36% des élèves ont subi des châtiments à l’école
Quand l’enseignant devient violent
Par Assia Boucetta
L’école est en charge de l’éducation, de la formation et de la protection de nos enfants qui y passent la plus grande partie de leur temps. Afin de lui permettre d’accomplir sa noble mission, les textes de loi sont clairs.
Ils interdisent, comme ne cessent de le rappeler les plus hauts responsables du secteur, toute violence à l’encontre de l’élève. Or, ces déclarations sont malheureusement contredites par la réalité.
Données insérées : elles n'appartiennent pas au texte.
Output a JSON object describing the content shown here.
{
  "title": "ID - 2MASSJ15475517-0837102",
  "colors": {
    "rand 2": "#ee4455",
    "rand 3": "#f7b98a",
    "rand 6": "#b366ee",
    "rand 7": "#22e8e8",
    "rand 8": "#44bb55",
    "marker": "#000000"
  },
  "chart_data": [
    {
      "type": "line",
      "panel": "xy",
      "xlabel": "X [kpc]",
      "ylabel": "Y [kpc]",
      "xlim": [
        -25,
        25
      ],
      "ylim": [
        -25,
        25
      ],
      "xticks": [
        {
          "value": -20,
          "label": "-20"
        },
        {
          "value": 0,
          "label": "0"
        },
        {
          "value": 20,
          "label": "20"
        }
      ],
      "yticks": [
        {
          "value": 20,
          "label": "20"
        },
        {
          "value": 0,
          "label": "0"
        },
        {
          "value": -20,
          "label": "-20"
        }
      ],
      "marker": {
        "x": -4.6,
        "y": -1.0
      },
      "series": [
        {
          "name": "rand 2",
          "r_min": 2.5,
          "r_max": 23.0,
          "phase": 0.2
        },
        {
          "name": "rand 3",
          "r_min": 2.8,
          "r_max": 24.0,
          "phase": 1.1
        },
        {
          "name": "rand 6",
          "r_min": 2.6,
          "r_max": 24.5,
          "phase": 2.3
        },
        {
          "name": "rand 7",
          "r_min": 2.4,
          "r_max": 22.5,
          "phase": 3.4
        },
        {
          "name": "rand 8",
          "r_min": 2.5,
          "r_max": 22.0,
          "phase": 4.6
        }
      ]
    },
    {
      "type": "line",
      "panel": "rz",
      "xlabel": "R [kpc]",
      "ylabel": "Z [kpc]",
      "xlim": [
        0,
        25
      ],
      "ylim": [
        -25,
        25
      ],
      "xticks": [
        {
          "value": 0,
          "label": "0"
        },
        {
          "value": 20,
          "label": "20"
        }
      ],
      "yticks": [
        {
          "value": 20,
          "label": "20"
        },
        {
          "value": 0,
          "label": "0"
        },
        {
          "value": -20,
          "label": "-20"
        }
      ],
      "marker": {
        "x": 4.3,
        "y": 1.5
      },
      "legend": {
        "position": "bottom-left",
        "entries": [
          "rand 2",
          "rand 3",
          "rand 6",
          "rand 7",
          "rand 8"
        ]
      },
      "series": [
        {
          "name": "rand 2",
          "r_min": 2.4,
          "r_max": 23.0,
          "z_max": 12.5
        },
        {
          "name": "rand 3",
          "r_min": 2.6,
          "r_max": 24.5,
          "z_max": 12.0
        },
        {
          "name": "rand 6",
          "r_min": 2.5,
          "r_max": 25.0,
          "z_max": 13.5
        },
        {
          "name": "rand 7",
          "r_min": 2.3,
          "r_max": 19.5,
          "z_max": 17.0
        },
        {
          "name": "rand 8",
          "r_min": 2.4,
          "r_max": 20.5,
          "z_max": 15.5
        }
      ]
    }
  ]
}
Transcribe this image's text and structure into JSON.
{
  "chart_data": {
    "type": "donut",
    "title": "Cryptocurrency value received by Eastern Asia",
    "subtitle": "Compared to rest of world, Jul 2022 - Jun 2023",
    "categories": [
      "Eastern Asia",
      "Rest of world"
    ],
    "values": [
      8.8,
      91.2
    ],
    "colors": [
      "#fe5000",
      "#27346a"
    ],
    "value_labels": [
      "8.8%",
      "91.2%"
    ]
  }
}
Les châtiments corporels que certains continuent de justifier sortent du cadre de ce qu’on peut qualifier de «sanctions paternalistes». C’est un phénomène d’une extrême gravité qui a été mis à nu récemment par l’enquête publiée par le Centre d’information et de documentation sur les droits des enfants et des femmes (Ciddef) : pas moins de 36% des élèves âgés entre 14 et 17 ans ont déclaré avoir subi, au moins une fois, une violence physique dans la classe ou dans la cour de l’école pendant l’année scolaire 2007-2008. Les mis en cause ne sont autres que les enseignants dans 7 cas sur 10, suivis du reste du personnel.
2.La règle, terreur des élèves
Réalité : La confrontation de l’adolescent à la violence physique à l’école, révèle des changements sociaux inquiétants.
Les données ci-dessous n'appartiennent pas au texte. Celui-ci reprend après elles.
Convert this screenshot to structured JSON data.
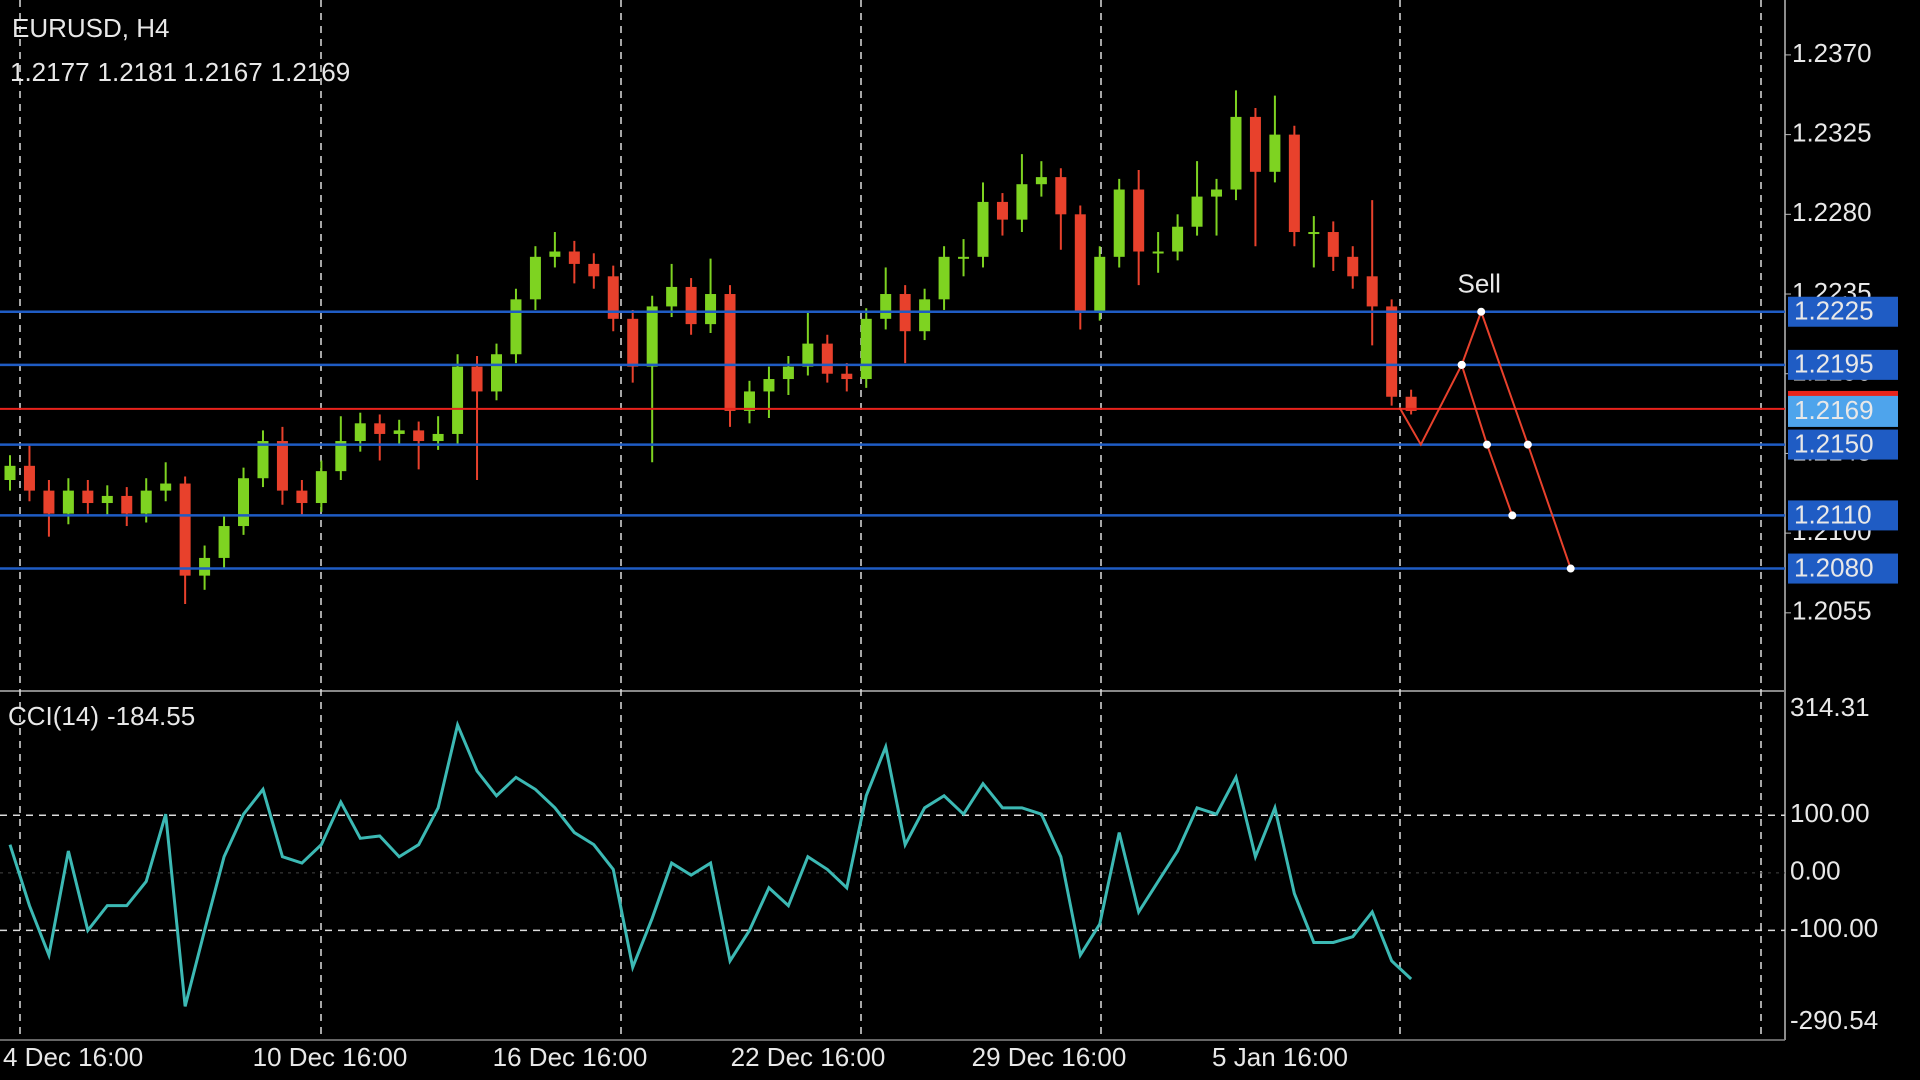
{
  "chart_data": [
    {
      "type": "candlestick",
      "title": "EURUSD, H4",
      "open": [
        1.213,
        1.2138,
        1.2124,
        1.2111,
        1.2124,
        1.2117,
        1.2121,
        1.2111,
        1.2124,
        1.2128,
        1.2076,
        1.2086,
        1.2104,
        1.2131,
        1.2152,
        1.2124,
        1.2117,
        1.2135,
        1.2152,
        1.2162,
        1.2156,
        1.2158,
        1.2152,
        1.2156,
        1.2194,
        1.218,
        1.2201,
        1.2232,
        1.2256,
        1.2259,
        1.2252,
        1.2245,
        1.2221,
        1.2194,
        1.2228,
        1.2239,
        1.2218,
        1.2235,
        1.2169,
        1.218,
        1.2187,
        1.2194,
        1.2207,
        1.219,
        1.2187,
        1.2221,
        1.2235,
        1.2214,
        1.2232,
        1.2256,
        1.2256,
        1.2287,
        1.2277,
        1.2297,
        1.2301,
        1.228,
        1.2225,
        1.2256,
        1.2294,
        1.2259,
        1.2259,
        1.2273,
        1.229,
        1.2294,
        1.2335,
        1.2304,
        1.2325,
        1.227,
        1.227,
        1.2256,
        1.2245,
        1.2228,
        1.2177
      ],
      "high": [
        1.2144,
        1.215,
        1.213,
        1.2131,
        1.213,
        1.2127,
        1.2126,
        1.2131,
        1.214,
        1.2132,
        1.2093,
        1.211,
        1.2137,
        1.2158,
        1.216,
        1.213,
        1.2141,
        1.2166,
        1.2168,
        1.2167,
        1.2164,
        1.2163,
        1.2166,
        1.2201,
        1.22,
        1.2207,
        1.2238,
        1.2262,
        1.227,
        1.2265,
        1.2258,
        1.2251,
        1.2226,
        1.2234,
        1.2252,
        1.2244,
        1.2255,
        1.224,
        1.2186,
        1.2194,
        1.22,
        1.2225,
        1.2212,
        1.2196,
        1.2227,
        1.225,
        1.224,
        1.2238,
        1.2262,
        1.2266,
        1.2298,
        1.2292,
        1.2314,
        1.231,
        1.2306,
        1.2285,
        1.2262,
        1.23,
        1.2305,
        1.227,
        1.228,
        1.231,
        1.23,
        1.235,
        1.234,
        1.2347,
        1.233,
        1.2279,
        1.2276,
        1.2262,
        1.2288,
        1.2232,
        1.2181
      ],
      "low": [
        1.2124,
        1.2118,
        1.2098,
        1.2105,
        1.2111,
        1.211,
        1.2104,
        1.2106,
        1.2118,
        1.206,
        1.2068,
        1.208,
        1.2099,
        1.2126,
        1.2116,
        1.211,
        1.2112,
        1.213,
        1.2146,
        1.2141,
        1.215,
        1.2136,
        1.2147,
        1.215,
        1.213,
        1.2175,
        1.2196,
        1.2226,
        1.225,
        1.2241,
        1.2238,
        1.2214,
        1.2185,
        1.214,
        1.2222,
        1.2212,
        1.2213,
        1.216,
        1.2162,
        1.2165,
        1.2178,
        1.2189,
        1.2185,
        1.218,
        1.2182,
        1.2215,
        1.2196,
        1.2209,
        1.2226,
        1.2245,
        1.225,
        1.2268,
        1.227,
        1.229,
        1.226,
        1.2215,
        1.222,
        1.225,
        1.224,
        1.2247,
        1.2254,
        1.2268,
        1.2268,
        1.2288,
        1.2262,
        1.2298,
        1.2262,
        1.225,
        1.2248,
        1.2238,
        1.2206,
        1.2172,
        1.2167
      ],
      "close": [
        1.2138,
        1.2124,
        1.2111,
        1.2124,
        1.2117,
        1.2121,
        1.2111,
        1.2124,
        1.2128,
        1.2076,
        1.2086,
        1.2104,
        1.2131,
        1.2152,
        1.2124,
        1.2117,
        1.2135,
        1.2152,
        1.2162,
        1.2156,
        1.2158,
        1.2152,
        1.2156,
        1.2194,
        1.218,
        1.2201,
        1.2232,
        1.2256,
        1.2259,
        1.2252,
        1.2245,
        1.2221,
        1.2194,
        1.2228,
        1.2239,
        1.2218,
        1.2235,
        1.2169,
        1.218,
        1.2187,
        1.2194,
        1.2207,
        1.219,
        1.2187,
        1.2221,
        1.2235,
        1.2214,
        1.2232,
        1.2256,
        1.2256,
        1.2287,
        1.2277,
        1.2297,
        1.2301,
        1.228,
        1.2225,
        1.2256,
        1.2294,
        1.2259,
        1.2259,
        1.2273,
        1.229,
        1.2294,
        1.2335,
        1.2304,
        1.2325,
        1.227,
        1.227,
        1.2256,
        1.2245,
        1.2228,
        1.2177,
        1.2169
      ],
      "up_color": "#7ed321",
      "down_color": "#e8412c",
      "price_line_color": "#e8231c",
      "ylim": [
        1.2012,
        1.2401
      ],
      "yticks": [
        {
          "value": 1.237,
          "label": "1.2370"
        },
        {
          "value": 1.2325,
          "label": "1.2325"
        },
        {
          "value": 1.228,
          "label": "1.2280"
        },
        {
          "value": 1.2235,
          "label": "1.2235"
        },
        {
          "value": 1.219,
          "label": "1.2190"
        },
        {
          "value": 1.2145,
          "label": "1.2145"
        },
        {
          "value": 1.21,
          "label": "1.2100"
        },
        {
          "value": 1.2055,
          "label": "1.2055"
        }
      ],
      "x_labels": [
        "4 Dec 16:00",
        "10 Dec 16:00",
        "16 Dec 16:00",
        "22 Dec 16:00",
        "29 Dec 16:00",
        "5 Jan 16:00"
      ],
      "levels": [
        {
          "value": 1.2225,
          "label": "1.2225"
        },
        {
          "value": 1.2195,
          "label": "1.2195"
        },
        {
          "value": 1.215,
          "label": "1.2150"
        },
        {
          "value": 1.211,
          "label": "1.2110"
        },
        {
          "value": 1.208,
          "label": "1.2080"
        }
      ],
      "level_color": "#1f5cc4",
      "pattern": {
        "label": "Sell",
        "color": "#e8412c",
        "lines": [
          {
            "x": [
              71.4,
              72.5,
              74.6,
              75.6,
              78.0,
              80.2
            ],
            "values": [
              1.2171,
              1.215,
              1.2195,
              1.2225,
              1.215,
              1.208
            ]
          },
          {
            "x": [
              74.6,
              75.9,
              77.2
            ],
            "values": [
              1.2195,
              1.215,
              1.211
            ]
          }
        ]
      }
    },
    {
      "type": "line",
      "series": [
        {
          "name": "CCI(14)",
          "color": "#3cb9b4",
          "values": [
            49,
            -57,
            -143,
            38,
            -100,
            -57,
            -57,
            -15,
            102,
            -232,
            -100,
            28,
            102,
            145,
            28,
            17,
            49,
            123,
            60,
            64,
            28,
            49,
            113,
            257,
            177,
            134,
            166,
            145,
            113,
            70,
            49,
            6,
            -164,
            -79,
            17,
            -4,
            17,
            -153,
            -100,
            -26,
            -57,
            28,
            6,
            -26,
            134,
            219,
            49,
            113,
            134,
            102,
            155,
            113,
            113,
            102,
            28,
            -143,
            -89,
            70,
            -68,
            -15,
            38,
            113,
            102,
            166,
            28,
            113,
            -36,
            -121,
            -121,
            -111,
            -68,
            -153,
            -184.55
          ]
        }
      ],
      "ylim": [
        -290.54,
        314.31
      ],
      "yticks": [
        314.31,
        {
          "value": 100,
          "label": "100.00"
        },
        {
          "value": 0,
          "label": "0.00"
        },
        {
          "value": -100,
          "label": "-100.00"
        },
        -290.54
      ]
    }
  ]
}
Le manque d’activités culturelles, ludiques et sportives, qui canalisent les énergies et les passions à l’école et en dehors, la surcharge des classes et une certaine déliquescence du rapport à l’éducation et à la culture, sont des facteurs qui jouent un rôle dans l’émergence d’une violence au sein de l’école et dans les espaces publics, selon l’enquête du Ciddef.
Au cours de l’année scolaire 2007-2008, pas moins d’un tiers d’adolescents garçons, soit 36%, mais deux fois moins de filles (15%) ont subi, au moins une fois, une violence physique dans la classe ou dans la cour de la part du personnel de leur établissement.
Dans 7 cas sur 10, l’auteur désigné est l’enseignant. Souvent, ce dernier recourt à la violence pour des raisons de discipline en classe, ou d’altercations verbales avec l’élève lui-même. Le plus souvent, les classes sont surchargées allant de 35 à 45 élèves.
Ils sont généralement frappés, témoignent les victimes, pour des raisons de discipline. Ils citeront par ordre décroissant : après le bavardage en classe, viennent le fait qu’ils aient répondu à un enseignant à la suite d’une remarque de ce dernier, puis le non-accomplissement de ses devoirs de maison et, enfin, les absences non justifiées.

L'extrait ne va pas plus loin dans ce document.